• Jorge Messias

Sionismo, Secretismo, Maçonaria e Vaticano

«Globalização não é um conceito sério. Nós, americanos, inventámo-lo para dissimular a nossa política de invasão económica de outros países ...»(John Kenett Galbraith, professor norte-americano de Economia, «História da Economia»).

«O imperialismo é o capitalismo na fase de desenvolvimento caracterizada pelo domínio dos monopólios e do capital financeiro, quando adquiriu vincada importância a exportação de capitais e se inicia então a divisão da posse do mundo por parte dos trusts internacionais, bem como se conclui a partilha de toda a Terra entre os países capitalistas mais importantes» (V.I. Lenine, «O Imperialismo, fase superior do Capitalismo»).

 «A respeito de Religião, constatamos na sociedade uma indiferença crescente … Porém, um dos fundamentos da convivência bem sucedida é a religião. Assim como a religião precisa de liberdade, também a liberdade tem sede de religião!» (Bento XVI, visita pastoral, 2011).

 Passam os dias, voam as horas e o panorama das nações está cada vez mais escuro. O grande capital manteve em cena, anos a fio, os quadros da comédia «vida fácil e sucesso pessoal» que o crédito bancário estimulava e o «confortável» abandono dos campos, das pescas e das oficinas ou a imediata compra e venda do produto tornavam possível.

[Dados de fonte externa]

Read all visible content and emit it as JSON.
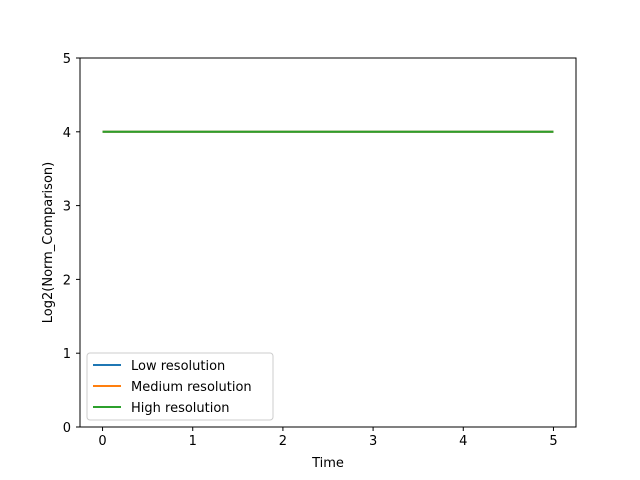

Tudo era utopia. Aos empresários chamavam empreendedores, aos trabalhadores, parasitas! Os políticos «televisíveis» eram apontados como cidadãos modelo que se colocavam ao serviço da comunidade, sem mais interesses que não fossem os da solidariedade e da entrega. Os milionários convertiam-se em filantropos ou em campeões das «lutas contra a pobreza». Diziam os patrões que progredia a «concórdia» entre as classes sociais quando, na verdade, se agravavam surdamente os índices do desemprego real, do custo de vida e se alargava o fosso entre pobres e ricos.

Aquilo que os governos, os capitalistas e a Igreja católica diziam a respeito do País e do mundo, era mentira radical. Cultivavam o mito. Mas todos os que falavam ou escreviam sabiam que a riqueza era roubada ao povo, passava pelos monopólios e ia concentrar-se nos bancos onde crescia em flecha e se transformava em arma cada vez mais poderosa ao serviço da «nova ordem» do grande capital.

Assim chegámos ao ponto em que as coisas estão. O dinheiro abunda mas é absorvido pelos poucos monopólios de primeira linha os quais, fatalmente, continuam a tentar engolir-se uns aos. O resto é folclore e paisagem. A posse do dinheiro e do poder ocupa o lugar central das atenções dos mais ricos. Que importa que morram milhões de míseras criaturas se o seu sacrifício for exigido pela troika ou pelo saneamento da dívida pública do Estado?

O tempo que vivemos e o mais que está para vir prenunciam dias bem duros e difíceis. Dias de luta e de sacrifício, combates de vida ou de morte contra os corruptos, os profetas das «piedosas» promessas, os usurários, os renegados do 25 de Abril e os fascistas.

Sem ilusões, vamos à luta!

Abril não é um sonho. É um projecto de futuro, ainda por realizar.

 

O lugar do Vaticano



Em tudo isto, o papel desempenhado pela Igreja é vergonhoso. Bem pode a Cúria continuar a chamar-lhe comunidade do mistério e da fé que poucos nisso ainda acreditarão. O que torna poderosa a Igreja é o dinheiro que tem e as influências que move. Por isso se cala perante a injustiça e pratica, ela própria, o crime. O segredo é a alma do negócio. Mas já ninguém pode ocultar que «o Vaticano é dono do Hemisfério Ocidental». É dono de meio mundo!.. E quer ir à conquista do que ainda não tem.

A sede desse poder situa-se num eixo transatlântico que liga Roma a Washington mas também se ramifica por toda a Europa, por África e pela América Latina. Há quem afirme que o Estado norte-americano é já uma colónia da Santa Sé. Esta, domina 51% do capital dos principais bancos; tem redes instaladas horizontalmente em todos os grandes partidos políticos, na comunicação social e nas instituições assistenciais as quais, nos EUA, desempenham o papel que em Portugal é cobiçado pelas ONG e IPSS. Tem alianças preferenciais com a Maçonaria. Possui uma pesada carteira de interesses no petróleo, nos aços, na indústria automóvel, nos armamentos, na energia, nas linhas aéreas, nas minas, na construção civil, etc.

Todas as grandes decisões políticas americanas se sujeitam, já, aos pareceres prévios do Vaticano.